El odio, como regla general, no estimula a nada positivo, lo sé. Intenté nunca odiar, y cuando temí hacerlo, establecí estrategias para salirme de ésa. Sin embargo, debo confesarlo, no consigo dejar de sentir odio por los lugares públicos de alto tránsito.
Odiaba especialmente el Subterráneo de Buenos Aires. Claro que no por sus coches ni sus escaleras ni sus laberínticos túneles, sino por el modo en que miraba a la cara la condición humana, frente a frente, allí abajo.
Me pasó quedar atrapado en uno de esos túneles que intercomunican estaciones de distintas líneas, más concretamente en el que une la “D” y la “B”, allí, bajo el Obelisco. Esta inefable situación, más que irritarme como a la mayoría de los que allí estábamos, me causó muchísima gracia. Sencillamente no podía creer lo que sucedía. Es tan grande nuestra incapacidad para cumplir mínimas normas de convivencia, que hasta nos embotellamos como peatones. ¡Cómo peatones!
No justifico, y es en verdad casi equivalente, un embotellamiento de tránsito vehicular, tan común en las calles de cualquier ciudad del mundo, especialmente las argentinas. Pero hay razones físicas innegables para la diferencia. Por cierto que a esto debo sumar, tristemente, las veces que intentaba bajar de un coche subterráneo y terminaba a los empellones frente a quienes quieren subir y creen no tener tiempo suficiente. O las que pretendiendo subir me pasaban cosas similares con aquellos que, atrás mío, suponen lo mismo. O cuando, caminando en dirección contraria a la masa, no lograba evitar que me empujen a los golpes sin siquiera enterarse que allí estoy.
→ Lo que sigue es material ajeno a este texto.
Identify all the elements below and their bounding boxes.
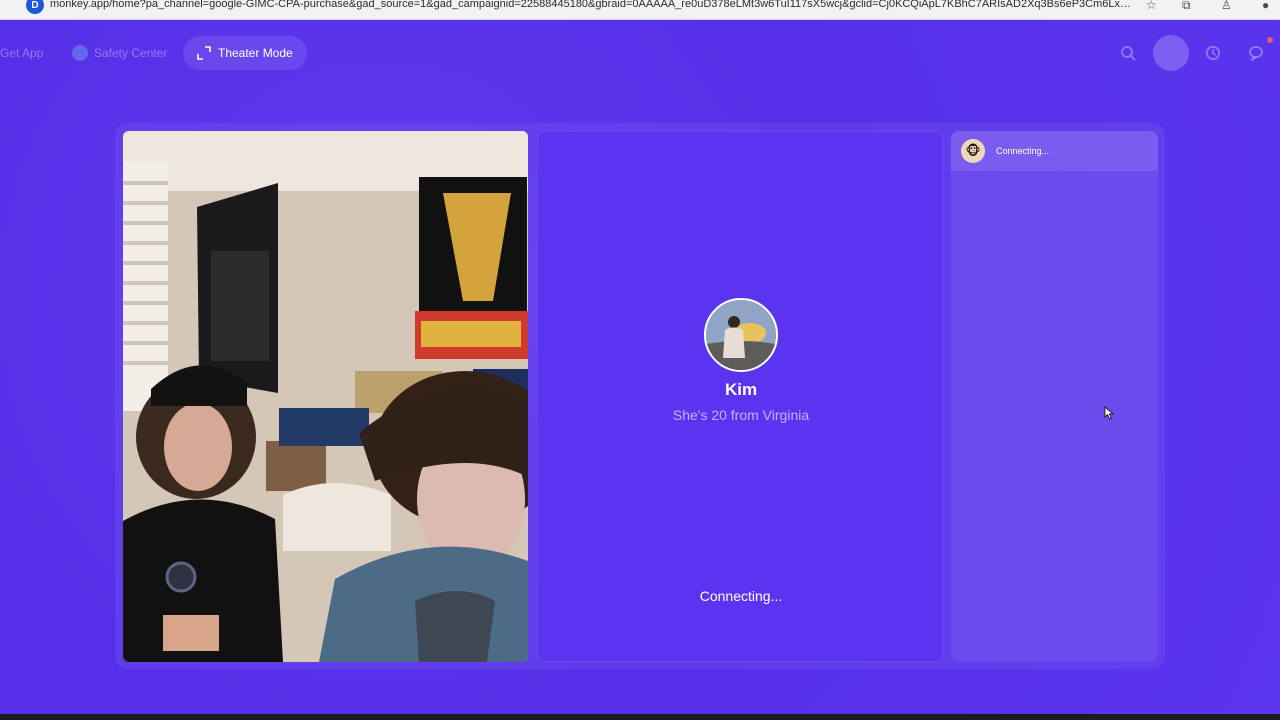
avatar[interactable]: ●	[1262, 0, 1269, 12]
theater-mode-button[interactable]: Theater Mode	[183, 36, 307, 70]
message-icon[interactable]	[1243, 40, 1269, 66]
theater-mode-label: Theater Mode	[218, 46, 293, 60]
history-icon[interactable]	[1200, 40, 1226, 66]
monkey-icon: 🐵	[961, 139, 985, 163]
crown-icon[interactable]	[1153, 35, 1189, 71]
get-app-link[interactable]: Get App	[0, 36, 43, 70]
shield-icon	[72, 45, 88, 61]
chat-header: 🐵 Connecting...	[951, 131, 1158, 171]
profile-icon[interactable]: ♙	[1221, 0, 1232, 12]
bottom-strip	[0, 714, 1280, 720]
local-camera-feed	[123, 131, 528, 662]
safety-center-label: Safety Center	[94, 46, 168, 60]
remote-user-bio: She's 20 from Virginia	[672, 407, 810, 423]
browser-address-bar: D monkey.app/home?pa_channel=google-GIMC…	[0, 0, 1280, 20]
remote-user-name: Kim	[724, 380, 758, 399]
mouse-cursor	[1104, 406, 1114, 420]
star-icon[interactable]: ☆	[1146, 0, 1157, 12]
remote-user-avatar	[704, 298, 778, 372]
chat-connection-status: Connecting...	[996, 146, 1050, 156]
safety-center-link[interactable]: Safety Center	[72, 36, 167, 70]
extensions-icon[interactable]: ⧉	[1182, 0, 1191, 13]
notification-badge	[1267, 37, 1273, 43]
url-field[interactable]: monkey.app/home?pa_channel=google-GIMC-C…	[50, 0, 1135, 10]
remote-user-panel: Kim She's 20 from Virginia Connecting...	[537, 131, 943, 662]
expand-icon	[197, 46, 211, 60]
connection-status: Connecting...	[699, 588, 783, 604]
site-icon: D	[26, 0, 44, 14]
main-page: Get App Safety Center Theater Mode Kim S…	[0, 20, 1280, 714]
chat-panel: 🐵 Connecting...	[951, 131, 1158, 662]
search-icon[interactable]	[1115, 40, 1141, 66]
get-app-label: Get App	[0, 46, 44, 60]
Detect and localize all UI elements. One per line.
También odio de manera salvaje, irracional -no hay adjetivo más adecuado-, los grandes supermercados, cualquier concentración de gente es francamente odiosa, pero un supermercado de los grandes en día punta en hora pico especialmente. No las multitudes, las multitudes son maravillosas cuando comparten un objetivo común. Pero no cuando cada individuo de la manada va a lo suyo, a por lo suyo.
Es insoportable comprobar lo mal que convivimos, la forma en que ignoramos a los demás, lo poco que nos preocupa incomodar a nuestros vecinos. Carritos o cuerpos que parecen inertes cruzados en los pasillos como si de un piquete se tratara. Peor aún, charlas absolutamente despreocupadas como si en vez del super la cosa fuera en la playa. Gente que gira intempestivamente como si nadie más hubiera alrededor.
Lo peor, lo que más me molesta, es que la lista de situaciones odiosas, tan risibles como patéticas, lamentablemente es aún más extensa. Lo que aviva mi odio haciéndome arder.